Aaron Swartz was facing up to 31 years in jail for downloading articles at M.I.T.
BY LIZA BéAR | It was standing room only at The Cooper Union’s Great Hall from 4 p.m. to 6 p.m. on Sat., Jan. 19, as family, friends, collaborators and supporters honored the memory of Internet pioneer, computer prodigy and cyber activist Aaron Swartz, 26.
Swartz ended his life on Jan. 11 in his Brooklyn apartment, a few weeks before the scheduled start of his controversial Department of Justice trial. He stood accused of breaking into a closet at M.I.T. in September 2010, and downloading 4.5 million articles from JSTOR, a nonprofit, subscription-based, online archive for more than 1,000 academic journals, to which Swartz, as a fellow at Harvard’s Safra Center for Ethics, had access.
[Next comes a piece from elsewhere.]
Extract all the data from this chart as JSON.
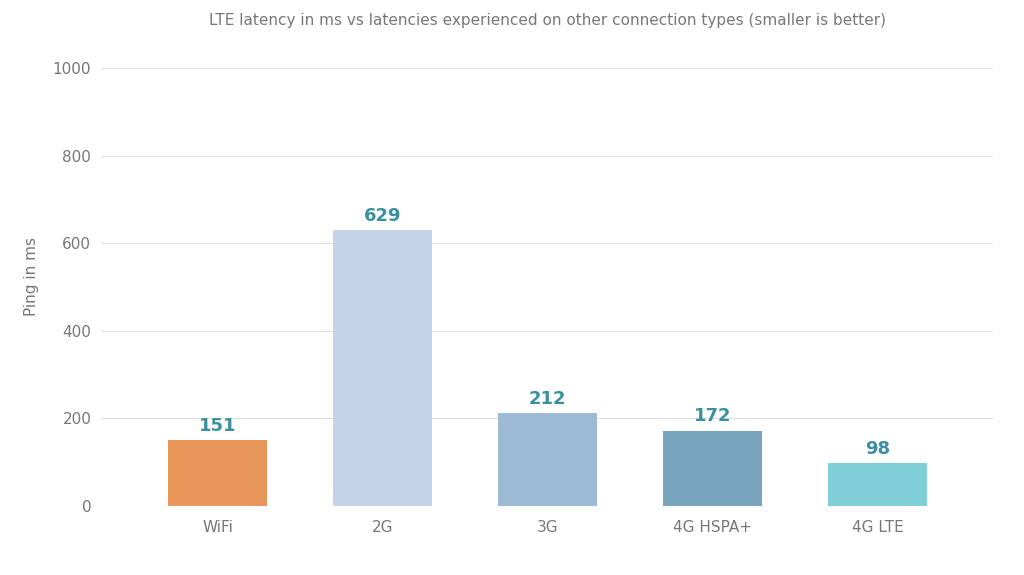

Although neither JSTOR nor M.I.T. wished to pursue civil or criminal charges, as told by Swartz to The Huffington Post last June, D.O.J. brought 13 felony counts against him under the Computer Fraud and Abuse Act, or CAFA. As a result, he faced as much as 31 years in jail and/or a $1 million fine, causing incredible stress, according to his partner, Taren Stinebrickner-Kauffman, founder of SumofUs.org.
A statement on the memorial program referred to Swartz’s death as “the product of a criminal justice system rife with intimidation and prosecutorial overreach.”
Efforts are underway to reform CAFA through an initiative called Aaron’s Law, for which signatures are being collected.
Repeatedly referred to as a “builder, not a hacker” at The Cooper Union memorial service, Swartz invented an A.T.M. machine. He spent a year in high school and a year in college. At age 14, he helped create the RSS Web feed and became a co-founder of Reddit — a social news and entertainment Web site where users vote submissions up or down. By 16 he was considered an expert in his field, contributing to the development of Creative Commons, which provides free and easy-to-use, copyright licensing for creative content shared online.
At the East Village memorial, Edward Tufte, professor emeritus of computer science at Yale, hailed Swartz as “marvelously and vigorously different.” Holden Karnovsky, co-executive director of Givewell, referred to Swartz’s interest in meta-issues, such as promoting rational altruism. Roy Singham, founder and chairperson of Thoughtworks, who had hired a team of international engineers to work with Swartz, eulogized him as a systems thinker, “a gentle giant who wanted to right the wrongs of the world, a complex and wondrous soul,” but also as “a consummate team member who was developing the next generation of tools for organizing and democratizing campaigning.”